The Department of Trade and Industry (DTI) has reported unprecedented increase in the registration of online businesses as well mounting increase in complaints involving online transactions since the declaration of national public health emergency due to the pandemic.
DTI Secretary Ramon M. Lopez reported this during the Senate hearing on the proposed Internet Transactions Act or the proposed “Internet Transactions Act,” authored by Senators Win Gatchalian and Nancy Binay during the joint hearing of the Senate Committee on Trade, Commerce, and Entrepreneurship Chaired by Sen. Aquilino “Koko” Pimentel III and Co-Chaired by Sen. Pia Cayetano, as well as the committees on Finance and Ways and Means.
According to Lopez, prior to the declaration of the state of national emergency, there were only 1,753 online businesses registered their business names from 1 January to 15 March this year.
However, from the start of community quarantine period in 16 March 2020 until 31 August 2020, there was a 4,080 percent increase in business name registration of online businesses or those whose business falls under Philippine Standard Industrial Classification (PSIC) 47913 which refers to Retail Sale via Internet.
But Lopez noted that while there was a huge jump in business name registration, the regulatory arm—the Consumer Protection Group of DTI—has likewise seen an equally significant rise in the number of consumer complaint received pertaining to online transactions.
From a total of 2,457 complaints in 2019, Lopez said the number of consumer complaints related to online transactions jumped to 12,630 as of 31 August of this year.
“The quadruple increase of 414.12 percent is majorly attributed to the surge of online transactions due to the COVID-19 pandemic,” he said.
The highest number of complaints of 8,045 were during the months of April and May when the strictest level of Community Quarantine was in effect in major areas of the country. Due to limited movement of people, consumers heavily relied on online shopping for their basic and essential needs.
These figures only showed the need for the immediate passage of the proposed internet transactions bill.
“The proposed Internet Transactions Act, brings to light the core mandate of the Department of Trade and Industry—which we summarize in three words: TRABAHO, NEGOSYO, KONSYUMER. The proposed Internet Transactions Act brings to fore the government’s twin role of enabling businesses and protecting consumers,” said Lopez during the Senate hearing.

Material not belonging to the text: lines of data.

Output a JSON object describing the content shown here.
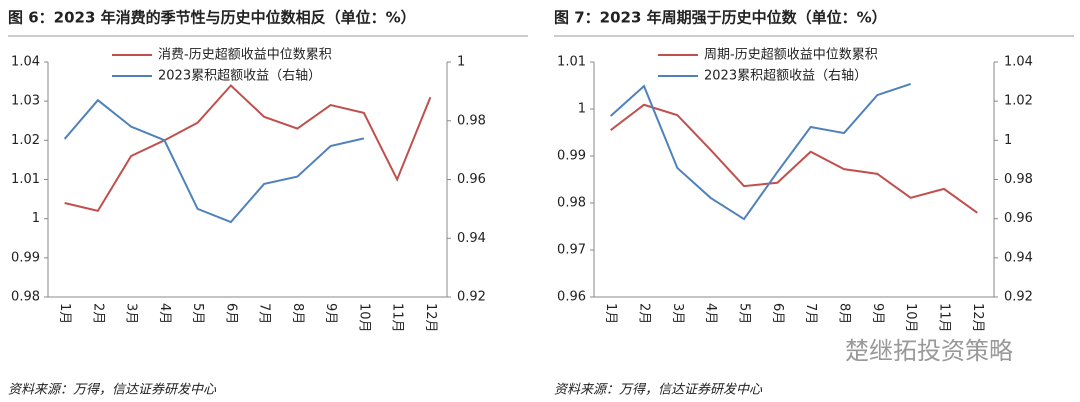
{
  "chart_data": [
    {
      "type": "line",
      "title": "图 6：2023 年消费的季节性与历史中位数相反（单位：%）",
      "categories": [
        "1月",
        "2月",
        "3月",
        "4月",
        "5月",
        "6月",
        "7月",
        "8月",
        "9月",
        "10月",
        "11月",
        "12月"
      ],
      "series": [
        {
          "name": "消费-历史超额收益中位数累积",
          "color": "#c0504d",
          "values": [
            1.004,
            1.002,
            1.016,
            1.02,
            1.0245,
            1.034,
            1.026,
            1.023,
            1.029,
            1.027,
            1.01,
            1.031
          ]
        },
        {
          "name": "2023累积超额收益（右轴）",
          "color": "#4f81bd",
          "axis": "y2",
          "values": [
            0.9738,
            0.987,
            0.978,
            0.9734,
            0.95,
            0.9455,
            0.9585,
            0.961,
            0.9714,
            0.974,
            null,
            null
          ]
        }
      ],
      "ylim": [
        0.98,
        1.04
      ],
      "yticks": [
        0.98,
        0.99,
        1,
        1.01,
        1.02,
        1.03,
        1.04
      ],
      "y2lim": [
        0.92,
        1
      ],
      "y2ticks": [
        0.92,
        0.94,
        0.96,
        0.98,
        1
      ],
      "source": "资料来源：万得，信达证券研发中心"
    },
    {
      "type": "line",
      "title": "图 7：2023 年周期强于历史中位数（单位：%）",
      "categories": [
        "1月",
        "2月",
        "3月",
        "4月",
        "5月",
        "6月",
        "7月",
        "8月",
        "9月",
        "10月",
        "11月",
        "12月"
      ],
      "series": [
        {
          "name": "周期-历史超额收益中位数累积",
          "color": "#c0504d",
          "values": [
            0.9955,
            1.0009,
            0.9987,
            0.9913,
            0.9836,
            0.9843,
            0.9909,
            0.9872,
            0.9862,
            0.9811,
            0.983,
            0.9779
          ]
        },
        {
          "name": "2023累积超额收益（右轴）",
          "color": "#4f81bd",
          "axis": "y2",
          "values": [
            1.0124,
            1.0277,
            0.9859,
            0.9706,
            0.9598,
            0.9838,
            1.0068,
            1.0037,
            1.0231,
            1.0288,
            null,
            null
          ]
        }
      ],
      "ylim": [
        0.96,
        1.01
      ],
      "yticks": [
        0.96,
        0.97,
        0.98,
        0.99,
        1,
        1.01
      ],
      "y2lim": [
        0.92,
        1.04
      ],
      "y2ticks": [
        0.92,
        0.94,
        0.96,
        0.98,
        1,
        1.02,
        1.04
      ],
      "source": "资料来源：万得，信达证券研发中心"
    }
  ],
  "watermark": "楚继拓投资策略"
}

He cited the bill for seeking to establish a regulatory framework for internet transactions.
One, the bill embodies the principle that offshore non-resident platforms shall be treated under the law equally as domestic platforms
It also calls for equal treatment gives domestic platforms opportunities to grow and be competitive. It also provides tax incentives thus encourages domestic entrepreneurs, especially during this time of pandemic, to operate above-ground.
In addition, the proposed unified eCommerce regulatory framework carves a path for DTI to address regulatory gaps in the field of eCommerce when it is unclear whether existing regulatory agencies could exercise jurisdiction over emerging businesses, he said.
Secondly, Lopez said the bill promotes the best interest of Filipino consumers.
The bill provides effective remedies for Filipino consumers who are injured, even if sellers are located abroad, by ensuring the government’s regulatory authority over foreign platforms/sellers.
Under the bill, the DTI has the authority to take down websites or issue cease and desist orders allows prompt and effective means to curtail further harm to consumers caused by websites selling illegal or dangerous products or services.
The eCommerce Philippine Trustmark provides greater public assurance of safety and security in internet transactions.